Size exclusion chromatography (SEC)

Molar masses were determined by size exclusion chromatography (SEC). The apparatus was equipped with a 1260 Infinity pump (Agilent Technologies), a 1260 Infinity autosampler (Agilent Technologies), a 1260 Infinity UV photodiode array detector (Agilent Technologies), and a 1260 Infinity RI detector (Agilent Technologies). The stationary phase was composed of 2 PSS-SDV Linear M column and a precolumn at 40 °C. The mobile phase was THF at 1 mL min^–1. Samples were solubilized in a mixture of THF and toluene (0.25 wt%) and filtered through a 0.45 μm PTFE syringe filter (Agilent).

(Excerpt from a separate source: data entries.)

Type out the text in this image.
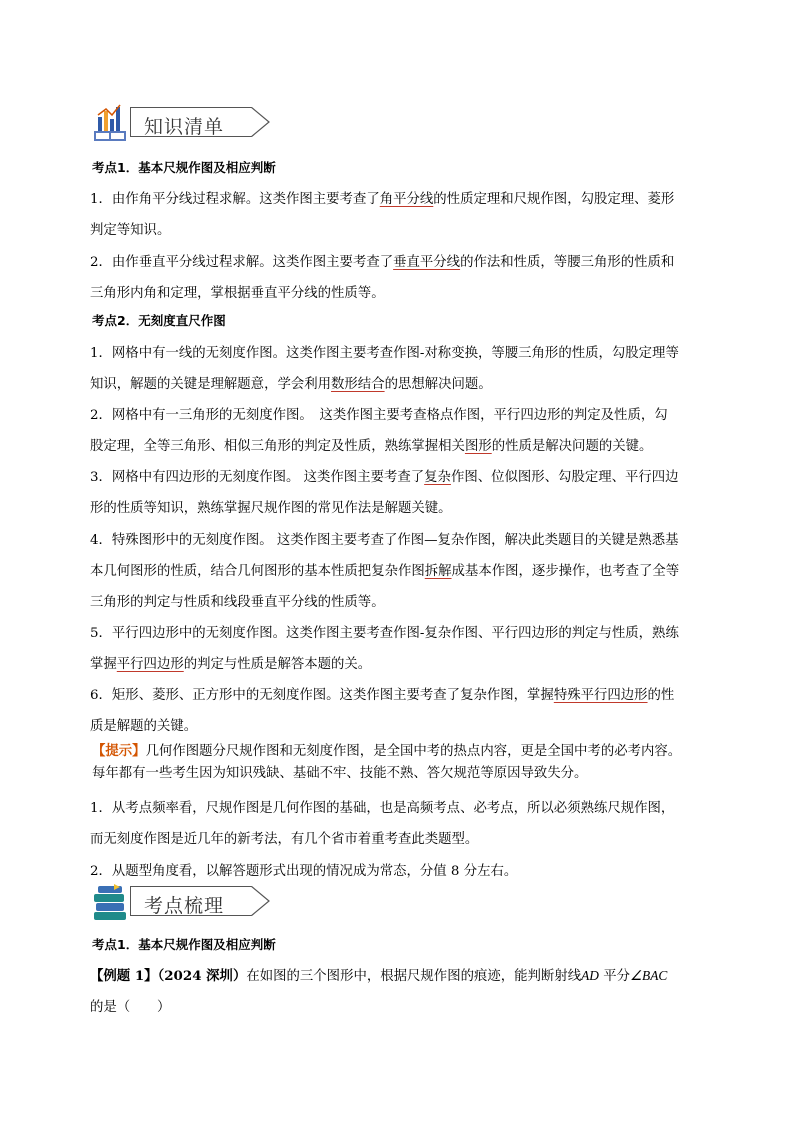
知识清单
考点1．基本尺规作图及相应判断
1．由作角平分线过程求解。这类作图主要考查了角平分线的性质定理和尺规作图，勾股定理、菱形
判定等知识。
2．由作垂直平分线过程求解。这类作图主要考查了垂直平分线的作法和性质，等腰三角形的性质和
三角形内角和定理，掌根据垂直平分线的性质等。
考点2．无刻度直尺作图
1．网格中有一线的无刻度作图。这类作图主要考查作图-对称变换，等腰三角形的性质，勾股定理等
知识，解题的关键是理解题意，学会利用数形结合的思想解决问题。
2．网格中有一三角形的无刻度作图。　这类作图主要考查格点作图，平行四边形的判定及性质，勾
股定理，全等三角形、相似三角形的判定及性质，熟练掌握相关图形的性质是解决问题的关键。
3．网格中有四边形的无刻度作图。 这类作图主要考查了复杂作图、位似图形、勾股定理、平行四边
形的性质等知识，熟练掌握尺规作图的常见作法是解题关键。
4．特殊图形中的无刻度作图。 这类作图主要考查了作图—复杂作图，解决此类题目的关键是熟悉基
本几何图形的性质，结合几何图形的基本性质把复杂作图拆解成基本作图，逐步操作，也考查了全等
三角形的判定与性质和线段垂直平分线的性质等。
5．平行四边形中的无刻度作图。这类作图主要考查作图-复杂作图、平行四边形的判定与性质，熟练
掌握平行四边形的判定与性质是解答本题的关。
6．矩形、菱形、正方形中的无刻度作图。这类作图主要考查了复杂作图，掌握特殊平行四边形的性
质是解题的关键。
【提示】几何作图题分尺规作图和无刻度作图，是全国中考的热点内容，更是全国中考的必考内容。
每年都有一些考生因为知识残缺、基础不牢、技能不熟、答欠规范等原因导致失分。
1．从考点频率看，尺规作图是几何作图的基础，也是高频考点、必考点，所以必须熟练尺规作图，
而无刻度作图是近几年的新考法，有几个省市着重考查此类题型。
2．从题型角度看，以解答题形式出现的情况成为常态，分值 8 分左右。
考点梳理
考点1．基本尺规作图及相应判断
【例题 1】（2024 深圳）在如图的三个图形中，根据尺规作图的痕迹，能判断射线AD 平分∠BAC
的是（　　）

The sample concentration was about 2.5 mg. mL^-1. The system was calibrated using polystyrene (PS) standards in the range 100–400 000 g.mol^-1, purchased from Agilent.

Poly(OEGMA) was analyzed using a SEC using DMF as solvent. The apparatus was equipped with a dual detection system (UV and RI). The stationary phase consisted of two mixed-bed columns (7.5 × 300 mm, Mixed-C, 200–2,000,000 g·mol⁻¹) and one precolumn (7.5 × 50 mm, PL gel 5 μm guard column). The measurements were performed at 70 °C using a flow rate of 1 mL·min⁻¹. The mobile phase (eluent) was dimethylformamide (DMF) containing 0.1 wt% LiBr and 0.2 vol% acetic acid. Calibration was carried out using poly(methyl methacrylate) (PMMA) standards with molar mass ranges of 162–371,000 and 540–2,210,000 g·mol⁻¹, respectively.

Modeling tools

The Gillespie-based kinetic Monte Carlo (kMC) method is employed to simulate terpolymerization of which the main algorithm is included our recent review⁷⁴. In addition, molecular information on monomer sequences is stored via coupled matrices, making the overall method coupled matrix-based Monte Carlo (CMMC) of which the main algorithm embedding the Gillespie-based algorithm has been published in full detail in Figueira et al.⁷⁵ and De Keer et al.⁴⁸. The reader is referred to the Supplementary Information for more details on the CMMC model.